Res Sq [Preprint]. 2022 Jun 2:rs.3.rs-1690086. doi: 10.21203/rs.3.rs-1690086/v1.


Both the SARS-CoV-2 virus and its mRNA vaccines depend on RNA polymerases (RNAP)1,2; however, these enzymes are inherently error-prone and can introduce variants into the RNA3. To understand SARS-CoV-2 evolution and vaccine efficacy, it is critical to identify the extent and distribution of errors introduced by the RNAPs involved in each process. Current methods lack the sensitivity and specificity to measure de novo RNA variants in low input samples like viral isolates3. Here, we determine the frequency and nature of RNA errors in both SARS-CoV-2 and its vaccine using a targeted Accurate RNA Consensus sequencing method (tARC-seq). We found that the viral RNA-dependent RNAP (RdRp) makes ~1 error every 10,000 nucleotides - higher than previous estimates4. We also observed that RNA variants are not randomly distributed across the genome but are associated with certain genomic features and genes, such as S (Spike). tARC-seq captured a number of large insertions, deletions and complex mutations that can be modeled through non-programmed RdRp template switching.
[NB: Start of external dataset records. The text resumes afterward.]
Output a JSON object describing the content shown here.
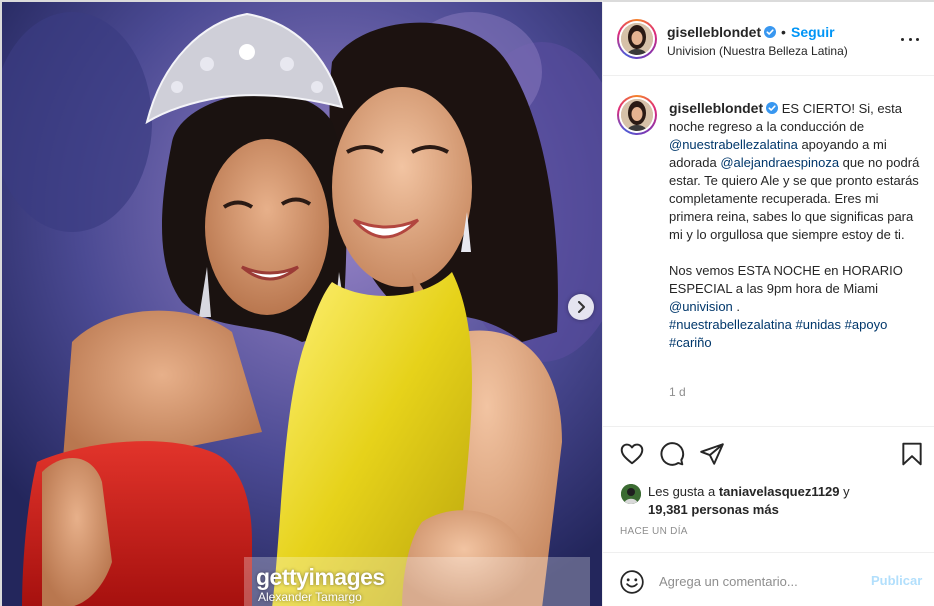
{
  "post": {
    "username": "giselleblondet",
    "follow_label": "Seguir",
    "separator": "•",
    "location": "Univision (Nuestra Belleza Latina)",
    "more_icon": "more-options-icon"
  },
  "photo": {
    "watermark_brand": "gettyimages",
    "watermark_credit": "Alexander Tamargo",
    "next_icon": "chevron-right-icon"
  },
  "caption": {
    "username": "giselleblondet",
    "t1": "ES CIERTO! Si, esta noche regreso a la conducción de ",
    "mention1": "@nuestrabellezalatina",
    "t2": " apoyando a mi adorada ",
    "mention2": "@alejandraespinoza",
    "t3": " que no podrá estar. Te quiero Ale y se que pronto estarás completamente recuperada. Eres mi primera reina, sabes lo que significas para mi y lo orgullosa que siempre estoy de ti.",
    "t4": "Nos vemos ESTA NOCHE en HORARIO ESPECIAL a las 9pm hora de Miami ",
    "mention3": "@univision",
    "t5": " .",
    "hashtags": [
      "#nuestrabellezalatina",
      "#unidas",
      "#apoyo",
      "#cariño"
    ],
    "time": "1 d"
  },
  "actions": {
    "like_icon": "heart-icon",
    "comment_icon": "comment-icon",
    "share_icon": "share-icon",
    "save_icon": "bookmark-icon"
  },
  "likes": {
    "prefix": "Les gusta a ",
    "user": "taniavelasquez1129",
    "mid": " y ",
    "count": "19,381 personas más"
  },
  "date_label": "HACE UN DÍA",
  "comment": {
    "placeholder": "Agrega un comentario...",
    "publish_label": "Publicar",
    "emoji_icon": "emoji-icon"
  },
  "colors": {
    "accent": "#0095f6",
    "link": "#00376b",
    "publish_disabled": "#b2dffc",
    "muted": "#8e8e8e"
  }
}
This template switching feature of RdRp explains many key genetic changes observed during the evolution of different lineages worldwide, including Omicron. Further sequencing of the Pfizer-BioNTech COVID-19 vaccine revealed an RNA variant frequency of ~1 in 5,000, meaning most of the vaccine transcripts produced in vitro by T7 phage RNAP harbor a variant. These results demonstrate the extraordinary genetic diversity of viral populations and the heterogeneous nature of an mRNA vaccine fueled by RNAP inaccuracy. Along with functional studies and pandemic data, tARC-seq variant spectra can inform models to predict how SARS-CoV-2 may evolve. Finally, our results may help improve future vaccine development and study design as mRNA therapies continue to gain traction.